Para que se hagan una idea, este año el Estado financió cerca de 700 programas, cuyo presupuesto supera los US$ 30 mil millones. ¡Solo entre 2014 y 2018 el número de programas aumentó en 50%! Si miramos más en detalle estos programas, observamos que la mitad del presupuesto se va en financiar programas claves como la subvención escolar, la gratuidad en educación superior, los planes de alimentación y pensiones, pero el resto de los programas tiene un costo anual de US$ 15 mil millones. Da rabia ver la indolencia con que se gastan estos recursos.
Dentro de estos US$ 15 mil millones encontramos 350 programas, cuyo costo anual por programa es menor que US$ 3 millones. ¿Qué tipo de programa estatal permite cumplir sus objetivos con tan magro presupuesto? ¿Cómo se logra una focalización que no sea arbitraria? ¿Qué impacto tienen estos programas? No hay que ser genio para darse cuenta que la razón de ser de muchos de estos programas chicos es clientelismo político. Según la evaluación que llevó este año a cabo la Dirección de Presupuesto del Ministerio de Hacienda con el Ministerio de Desarrollo Social y Familia, el 30% de los programas no tiene indicadores adecuados para medir su cumplimiento y el 40% de los programas no tiene una focalización adecuada. Esta evaluación no muestra los resultados de la ejecución de los programas, sino que más grave aún, estas falencias están en el diseño mismo de los programas. Según datos de la Organización para la Cooperación y el Desarrollo Económico (OCDE), el Estado de Chile transfiere el doble de dinero a las personas del quintil más rico en comparación con las del quintil más pobre. Esto es consecuencia directa de cómo el Estado gasta sus recursos. ¿No es esta evidencia indignante? ¿Cómo es posible que se tolere esta inercia en el presupuesto de la nación? ¿O es que la injusticia social solo importa a la hora de los discursos y la recaudación de votos?

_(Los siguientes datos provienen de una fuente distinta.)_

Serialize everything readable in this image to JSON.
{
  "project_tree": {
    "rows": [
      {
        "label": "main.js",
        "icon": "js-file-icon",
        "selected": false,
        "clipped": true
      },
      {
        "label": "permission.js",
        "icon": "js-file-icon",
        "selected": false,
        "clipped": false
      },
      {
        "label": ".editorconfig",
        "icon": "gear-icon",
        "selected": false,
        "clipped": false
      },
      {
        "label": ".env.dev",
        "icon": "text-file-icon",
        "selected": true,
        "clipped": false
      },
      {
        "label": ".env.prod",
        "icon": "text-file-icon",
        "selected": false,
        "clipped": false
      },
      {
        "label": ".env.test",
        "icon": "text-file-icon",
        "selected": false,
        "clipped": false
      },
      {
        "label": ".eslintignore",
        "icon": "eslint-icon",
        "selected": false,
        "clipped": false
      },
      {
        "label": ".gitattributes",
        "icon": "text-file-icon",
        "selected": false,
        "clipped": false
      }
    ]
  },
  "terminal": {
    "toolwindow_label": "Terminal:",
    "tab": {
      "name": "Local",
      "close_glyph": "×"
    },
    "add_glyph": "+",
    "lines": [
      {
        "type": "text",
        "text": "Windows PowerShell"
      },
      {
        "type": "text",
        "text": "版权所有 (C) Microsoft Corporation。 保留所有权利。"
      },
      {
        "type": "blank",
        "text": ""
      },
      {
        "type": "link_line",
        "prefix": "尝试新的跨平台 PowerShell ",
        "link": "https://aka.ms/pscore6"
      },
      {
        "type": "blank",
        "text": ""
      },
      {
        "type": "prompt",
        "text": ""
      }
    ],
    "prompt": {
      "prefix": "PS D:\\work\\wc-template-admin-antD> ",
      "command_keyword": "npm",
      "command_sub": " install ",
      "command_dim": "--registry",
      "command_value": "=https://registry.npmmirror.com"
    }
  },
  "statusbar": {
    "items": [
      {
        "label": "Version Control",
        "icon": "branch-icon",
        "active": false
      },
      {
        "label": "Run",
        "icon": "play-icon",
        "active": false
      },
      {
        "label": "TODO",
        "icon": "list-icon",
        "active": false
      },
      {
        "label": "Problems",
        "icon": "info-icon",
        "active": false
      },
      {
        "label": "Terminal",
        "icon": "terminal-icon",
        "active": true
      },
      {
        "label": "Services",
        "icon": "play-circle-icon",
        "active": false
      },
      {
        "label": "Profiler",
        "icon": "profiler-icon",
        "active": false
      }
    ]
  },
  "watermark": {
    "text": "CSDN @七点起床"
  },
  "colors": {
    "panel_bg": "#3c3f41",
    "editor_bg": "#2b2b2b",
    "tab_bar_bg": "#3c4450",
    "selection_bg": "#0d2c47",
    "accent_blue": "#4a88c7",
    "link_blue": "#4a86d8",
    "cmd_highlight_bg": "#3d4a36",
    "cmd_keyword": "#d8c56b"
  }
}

La próxima semana se inicia el debate presupuestario. Para avanzar en mayor justicia social no solo se requiere una política de recaudación progresiva (algo que la derecha suele descuidar), sino también una política de gasto progresiva y eficiente (algo que la izquierda suele descuidar). Sobre impuestos hemos discutido bastante, ahora le llegó la hora al presupuesto.